Ils savent encore parler leur langue, un peu. Assez pour que l’arrière grand-père soit parvenu à les comprendre et à se faire comprendre. Mais ils n’aiment pas se servir du langage. Cela remue en eux des souvenirs ancestraux qu’ils préfèrent garder endormis. L’essentiel de leurs mythes, de leur vocabulaire, l’arrière grand-père ne l’a même pas appris des Autres, mais de quelques vieillards Amérindiens qui tenaient ces informations d’autres vieillards.
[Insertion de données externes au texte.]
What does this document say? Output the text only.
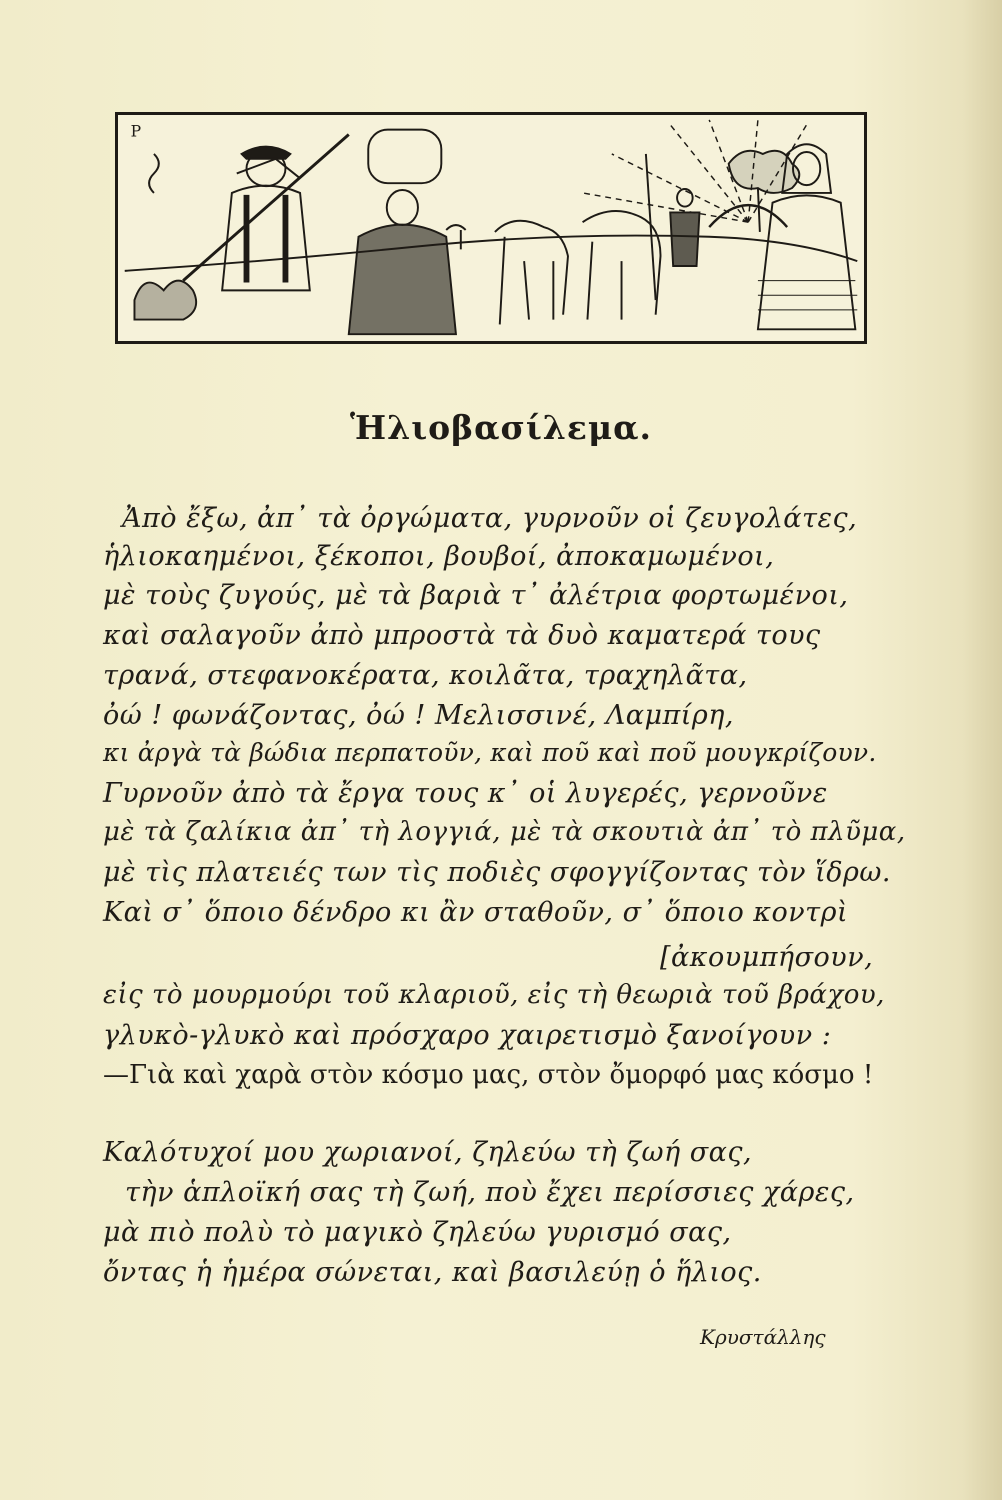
P
Ἡλιοβασίλεμα.
Ἀπὸ ἔξω, ἀπ᾿ τὰ ὀργώματα, γυρνοῦν οἱ ζευγολάτες,
ἡλιοκαημένοι, ξέκοποι, βουβοί, ἀποκαμωμένοι,
μὲ τοὺς ζυγούς, μὲ τὰ βαριὰ τ᾿ ἀλέτρια φορτωμένοι,
καὶ σαλαγοῦν ἀπὸ μπροστὰ τὰ δυὸ καματερά τους
τρανά, στεφανοκέρατα, κοιλᾶτα, τραχηλᾶτα,
ὀώ ! φωνάζοντας, ὀώ ! Μελισσινέ, Λαμπίρη,
κι ἀργὰ τὰ βώδια περπατοῦν, καὶ ποῦ καὶ ποῦ μουγκρίζουν.
Γυρνοῦν ἀπὸ τὰ ἔργα τους κ᾿ οἱ λυγερές, γερνοῦνε
μὲ τὰ ζαλίκια ἀπ᾿ τὴ λογγιά, μὲ τὰ σκουτιὰ ἀπ᾿ τὸ πλῦμα,
μὲ τὶς πλατειές των τὶς ποδιὲς σφογγίζοντας τὸν ἵδρω.
Καὶ σ᾿ ὅποιο δένδρο κι ἂν σταθοῦν, σ᾿ ὅποιο κοντρὶ
[ἀκουμπήσουν,
εἰς τὸ μουρμούρι τοῦ κλαριοῦ, εἰς τὴ θεωριὰ τοῦ βράχου,
γλυκὸ-γλυκὸ καὶ πρόσχαρο χαιρετισμὸ ξανοίγουν :
—Γιὰ καὶ χαρὰ στὸν κόσμο μας, στὸν ὄμορφό μας κόσμο !
Καλότυχοί μου χωριανοί, ζηλεύω τὴ ζωή σας,
τὴν ἁπλοϊκή σας τὴ ζωή, ποὺ ἔχει περίσσιες χάρες,
μὰ πιὸ πολὺ τὸ μαγικὸ ζηλεύω γυρισμό σας,
ὄντας ἡ ἡμέρα σώνεται, καὶ βασιλεύῃ ὁ ἥλιος.
Κρυστάλλης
Alors qu’elle sent les sanglots lui remonter dans la gorge, Papa lui explique que les choses ne seront peut-être pas toujours ainsi. Peut-être que, quand nous ne serons plus là, ils recommenceront peu à peu à arpenter le sentier de la civilisation. Au début, elle pense qu’il veut dire « quand elle et lui ne seront plus là », mais il précise que c’est plutôt « quand les sapiens ne seront plus là ». Peut-être que ça arrivera un jour, peut-être que ça n’arrivera jamais. Mais c’est ce que les Autres attendent. S’ils nous survivent, le territoire sera à nouveau à eux. Ils n’ont qu’à patienter, et le temps passe plus vite quand on pense le moins possible, quand on est un animal, ou à peu près. On peut comparer leur civilisation à une marée. Durant l’ère glacière, elle était à la marée haute. Puis nous sommes arrivés et elle a reculé en marée basse. Mais un jour, le flux reviendra; Papa croit même qu’elle a commencé à remonter, leur marée. Mais ce ne sont pas des pensées pour une petite fille. Elle ferait mieux d’aller jouer.

 

N’empêche. Alors qu’elle échappe à la surveillance de Papa pour aller au lac, elle se rend compte qu’elle n’a plus envie d’y plonger. Le lac ressemble à la mer d’une manière qu’elle n’aime pas beaucoup.

Sa façon de regarder les ruines a changé, mais elle n’arrive pas encore à exprimer clairement son sentiment.

Peut-être qu’il aurait mieux valu qu’ils disparaissent totalement, les Autres. Elle a honte de le penser, mais soudain ils provoquent en elle un curieux malaise.

Peut-être qu’elle n’aime pas l’idée d’être si aisément substituable.

 

Du coup, elle comprend qu’elle ne plongera plus dans le lac.